Scalable Game Design Initiative - Programming Goes Back to School - YAFZ
http://cacm.acm.org/magazines/2012/5/148567-programming-goes-back-to-school/fulltext

======
YAFZ
The "Pedagogy" section is superb: "Systematically investigate the interaction
of pedagogical approaches and motivational levels so that teachers can broaden
participation. With school sites in Alaska, California, Georgia, Ohio, South
Dakota, Texas, and Wyoming and over 10,000 student-created games and
simulations, we were able to explore a uniquely rich set of motivational and
educational data.6 We found the main common factor supporting motivational
levels and skills across different school contexts, gender, and ethnicity was
scaffolding. Of all the factors we considered, scaffolding was the only
significant one. Scaffolding, a pedagogical aspect indicating the degree and
kind of support provided by a teacher, was assessed through classroom
observation. Direct instruction, which provides a very high degree of
scaffolding, highly polarized motivational levels between boys and girls. With
direct instruction a teacher provides step-by-step instructions at a detailed
level (for example, "click this button," "paint the frog green"). Direct
instruction is particularly unappealing to girls.

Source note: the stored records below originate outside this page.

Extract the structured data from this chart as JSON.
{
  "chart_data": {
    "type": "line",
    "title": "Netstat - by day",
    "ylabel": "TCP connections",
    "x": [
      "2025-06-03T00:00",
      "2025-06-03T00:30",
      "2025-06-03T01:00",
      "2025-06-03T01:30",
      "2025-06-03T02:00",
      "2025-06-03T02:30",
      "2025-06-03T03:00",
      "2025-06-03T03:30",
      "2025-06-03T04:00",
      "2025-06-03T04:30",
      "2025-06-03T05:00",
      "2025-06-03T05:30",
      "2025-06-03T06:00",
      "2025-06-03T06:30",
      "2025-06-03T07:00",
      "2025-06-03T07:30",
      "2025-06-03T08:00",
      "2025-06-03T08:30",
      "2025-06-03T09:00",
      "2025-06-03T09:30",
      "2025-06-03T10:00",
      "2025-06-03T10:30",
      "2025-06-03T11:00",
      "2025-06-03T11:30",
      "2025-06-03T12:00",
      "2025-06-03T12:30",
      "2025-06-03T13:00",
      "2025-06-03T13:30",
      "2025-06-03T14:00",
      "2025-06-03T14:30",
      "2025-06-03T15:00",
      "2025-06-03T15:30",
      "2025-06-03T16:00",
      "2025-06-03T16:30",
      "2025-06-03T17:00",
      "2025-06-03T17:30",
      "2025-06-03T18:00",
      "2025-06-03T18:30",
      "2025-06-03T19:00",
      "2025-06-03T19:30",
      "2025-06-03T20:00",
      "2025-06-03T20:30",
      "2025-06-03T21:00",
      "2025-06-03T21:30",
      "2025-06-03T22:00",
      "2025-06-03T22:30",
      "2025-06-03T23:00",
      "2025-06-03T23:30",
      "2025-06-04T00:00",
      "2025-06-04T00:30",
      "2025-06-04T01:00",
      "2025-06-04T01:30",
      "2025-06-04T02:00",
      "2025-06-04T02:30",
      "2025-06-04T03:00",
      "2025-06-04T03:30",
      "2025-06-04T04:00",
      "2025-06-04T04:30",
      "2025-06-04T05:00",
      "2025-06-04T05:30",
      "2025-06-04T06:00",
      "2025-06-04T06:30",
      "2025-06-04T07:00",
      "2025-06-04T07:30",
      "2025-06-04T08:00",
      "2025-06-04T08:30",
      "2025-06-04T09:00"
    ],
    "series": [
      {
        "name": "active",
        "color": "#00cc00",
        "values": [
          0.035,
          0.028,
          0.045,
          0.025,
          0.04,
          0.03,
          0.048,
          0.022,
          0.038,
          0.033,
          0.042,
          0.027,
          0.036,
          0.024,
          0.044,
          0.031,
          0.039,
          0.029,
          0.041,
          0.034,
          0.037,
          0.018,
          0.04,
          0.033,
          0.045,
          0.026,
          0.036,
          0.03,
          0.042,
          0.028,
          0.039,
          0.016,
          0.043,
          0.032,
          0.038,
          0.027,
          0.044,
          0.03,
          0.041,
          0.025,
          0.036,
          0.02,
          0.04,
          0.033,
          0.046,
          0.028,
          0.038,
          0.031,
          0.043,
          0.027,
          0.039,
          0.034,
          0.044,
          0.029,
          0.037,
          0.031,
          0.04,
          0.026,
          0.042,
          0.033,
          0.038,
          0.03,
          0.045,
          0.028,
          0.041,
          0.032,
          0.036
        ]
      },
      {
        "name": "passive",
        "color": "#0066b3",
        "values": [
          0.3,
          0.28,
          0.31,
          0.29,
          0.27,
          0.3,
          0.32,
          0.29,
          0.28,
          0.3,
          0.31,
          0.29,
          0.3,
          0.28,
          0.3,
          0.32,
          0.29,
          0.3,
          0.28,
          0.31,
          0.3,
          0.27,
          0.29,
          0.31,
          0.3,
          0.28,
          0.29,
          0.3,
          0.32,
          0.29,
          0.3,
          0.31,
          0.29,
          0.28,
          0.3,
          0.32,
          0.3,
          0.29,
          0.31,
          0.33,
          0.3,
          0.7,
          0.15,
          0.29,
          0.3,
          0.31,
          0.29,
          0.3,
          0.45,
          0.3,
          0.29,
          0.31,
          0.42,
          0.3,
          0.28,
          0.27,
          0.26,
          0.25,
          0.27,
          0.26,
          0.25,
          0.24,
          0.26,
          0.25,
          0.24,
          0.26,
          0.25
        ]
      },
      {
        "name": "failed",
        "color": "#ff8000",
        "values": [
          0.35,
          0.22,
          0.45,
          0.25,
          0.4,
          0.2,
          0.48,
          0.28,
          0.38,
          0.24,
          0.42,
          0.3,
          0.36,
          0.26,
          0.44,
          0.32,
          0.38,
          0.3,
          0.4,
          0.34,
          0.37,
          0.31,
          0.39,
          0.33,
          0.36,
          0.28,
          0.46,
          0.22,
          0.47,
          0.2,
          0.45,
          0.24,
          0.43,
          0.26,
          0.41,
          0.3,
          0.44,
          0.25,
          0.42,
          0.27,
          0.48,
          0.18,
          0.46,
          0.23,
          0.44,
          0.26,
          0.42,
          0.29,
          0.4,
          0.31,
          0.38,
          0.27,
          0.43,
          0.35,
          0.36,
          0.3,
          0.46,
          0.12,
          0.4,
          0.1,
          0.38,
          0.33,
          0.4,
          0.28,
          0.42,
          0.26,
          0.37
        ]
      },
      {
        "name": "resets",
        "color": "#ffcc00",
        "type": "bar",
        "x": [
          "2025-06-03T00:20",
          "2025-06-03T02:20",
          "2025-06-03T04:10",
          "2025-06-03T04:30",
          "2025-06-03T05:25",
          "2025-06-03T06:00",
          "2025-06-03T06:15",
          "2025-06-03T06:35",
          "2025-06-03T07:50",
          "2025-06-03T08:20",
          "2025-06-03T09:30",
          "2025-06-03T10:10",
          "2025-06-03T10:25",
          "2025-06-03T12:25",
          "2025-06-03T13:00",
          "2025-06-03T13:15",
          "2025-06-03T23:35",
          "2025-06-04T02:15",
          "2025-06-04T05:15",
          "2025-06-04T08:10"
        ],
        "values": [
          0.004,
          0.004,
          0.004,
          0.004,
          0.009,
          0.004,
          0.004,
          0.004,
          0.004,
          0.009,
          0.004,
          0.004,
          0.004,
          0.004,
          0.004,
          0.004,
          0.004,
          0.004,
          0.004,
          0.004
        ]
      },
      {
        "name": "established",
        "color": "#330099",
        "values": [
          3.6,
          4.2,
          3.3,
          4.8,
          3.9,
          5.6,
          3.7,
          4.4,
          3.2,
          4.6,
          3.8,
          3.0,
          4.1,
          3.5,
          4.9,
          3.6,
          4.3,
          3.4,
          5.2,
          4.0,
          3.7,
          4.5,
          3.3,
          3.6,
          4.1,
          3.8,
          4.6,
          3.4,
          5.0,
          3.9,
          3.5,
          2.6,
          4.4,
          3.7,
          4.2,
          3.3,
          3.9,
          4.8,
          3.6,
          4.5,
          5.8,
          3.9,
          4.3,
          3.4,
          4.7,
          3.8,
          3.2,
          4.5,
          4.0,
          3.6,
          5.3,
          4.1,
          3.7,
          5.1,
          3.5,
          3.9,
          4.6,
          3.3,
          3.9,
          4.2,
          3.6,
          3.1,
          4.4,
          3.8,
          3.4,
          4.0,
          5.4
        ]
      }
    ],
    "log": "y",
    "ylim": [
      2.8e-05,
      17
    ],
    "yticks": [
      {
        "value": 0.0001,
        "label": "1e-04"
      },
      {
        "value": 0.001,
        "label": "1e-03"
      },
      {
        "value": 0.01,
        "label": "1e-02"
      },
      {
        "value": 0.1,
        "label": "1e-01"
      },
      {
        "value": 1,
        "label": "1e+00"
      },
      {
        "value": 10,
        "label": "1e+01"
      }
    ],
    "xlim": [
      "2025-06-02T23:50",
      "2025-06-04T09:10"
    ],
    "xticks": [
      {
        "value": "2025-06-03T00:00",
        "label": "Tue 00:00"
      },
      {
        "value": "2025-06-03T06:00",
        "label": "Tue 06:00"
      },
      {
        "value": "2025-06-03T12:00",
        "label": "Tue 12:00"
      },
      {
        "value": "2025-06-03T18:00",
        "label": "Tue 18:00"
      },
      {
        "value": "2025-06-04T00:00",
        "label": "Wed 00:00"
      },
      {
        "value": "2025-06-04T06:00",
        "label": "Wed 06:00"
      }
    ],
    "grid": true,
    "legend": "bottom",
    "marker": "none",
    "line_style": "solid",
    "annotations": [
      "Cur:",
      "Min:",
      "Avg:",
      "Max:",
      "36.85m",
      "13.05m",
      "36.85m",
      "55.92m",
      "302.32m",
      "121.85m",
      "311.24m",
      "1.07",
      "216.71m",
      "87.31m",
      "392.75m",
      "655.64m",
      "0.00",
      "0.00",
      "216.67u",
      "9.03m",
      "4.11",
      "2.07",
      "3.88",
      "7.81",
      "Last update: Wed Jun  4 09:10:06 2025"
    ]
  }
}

With less scaffolding, such
as with guided discovery, a teacher employs a more inquiry-based approach that
includes classroom discussion (such as "what should we do?" and "how can we do
this?"). In guided discovery, the motivational levels of girls not only
approached the motivational levels of boys but often exceeded it. In a number
of classes, using guided discovery raised the motivational levels of girls to
100%. This is exciting because it suggests that broadening participation is
not a question of difficult-to-change factors such as school affluence.
Preconceived notions such as lower interest of girls in programming turned out
to be unsubstantiated. Even in cases where most literature would suggest a
gender effect, for instance if there were significantly fewer girls in a
class, we found that the right level of scaffolding could raise the level of
motivation in girls to be even higher than that of boys."